Physical Geography Research Themes
The Physical Geography Research Group at Leicester is made up of nine internationally renowned academics and several post-doctoral researchers and PhD students, supported by a team of experienced technicians. The core academic members of the group are Professor Heiko Balzter (Centre for Landscape and Climate Research), Dr Juan Carlos Berrio, Dr Arnoud Boom, Dr Andy Carr, Dr Jörg Kaduk, Professor Sue Page, Dr Mark Powell, Dr Sue McLaren and Dr Mick Whelan. In addition, the group actively collaborates with Professor David Harper from the Department of Biological Sciences and with members of the GIS Research Group, most notably Dr Kirsten Barrett, Dr Claire Smith, Dr Kevin Tansey and Dr Nick Tate.
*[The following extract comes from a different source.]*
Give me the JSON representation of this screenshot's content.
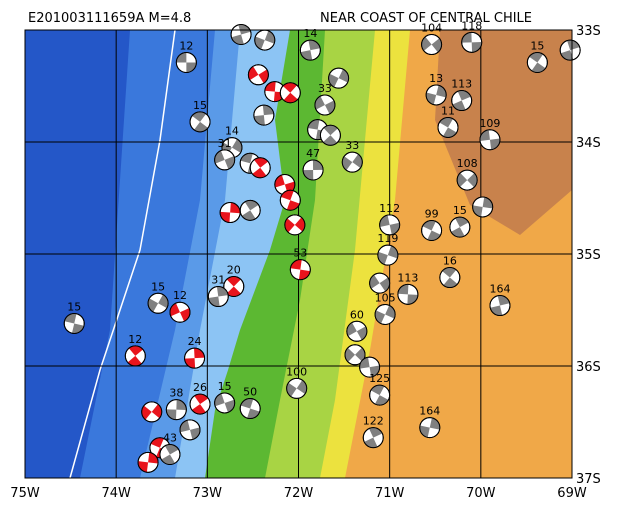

We also carry out cross-disciplinary studies with members of the Human Geography Research Group (notably with Dr Caroline Upton, Dr Jenny Pickerill and Dr Martin Phillips).
Facilities and Methods
Interdisciplinarity is a key strength and its members exploit a wide range of methodologies including geochemistry, geochronology, Earth observation, GIS, hydrometry and mathematical modelling. We have an excellent set of laboratory facilities including a cutting edge environmental stable isotope laboratory, a paleoecology lab, an Optically Stimulated Luminescence dating facility (OSL), as well as thin section laboratories, a state of the art microscope suite and instruments for nutrient analysis of soil and water samples. We also have a recently-refurbished five-metre high rainfall simulator and flume facilities for work in open channel hydraulics and fluvial geomorphology. In addition, we have advanced field research facilities which include state of the art surveying equipment (total station and terrestrial LiDAR), in situ water quality probes, electromagnetic current meters, meteorological instruments and eddy covariance flux towers with open path CO2 and CH4 infrared gas analysers. Finally, we have advanced data analysis and modelling capabilities including access to the University’s high performance Linux cluster, ALICE. This is being used, for example, to run JULES (the Joint UK Land Exchange Scheme), a state of the art global land surface model which links to the Hadley Centre climate model.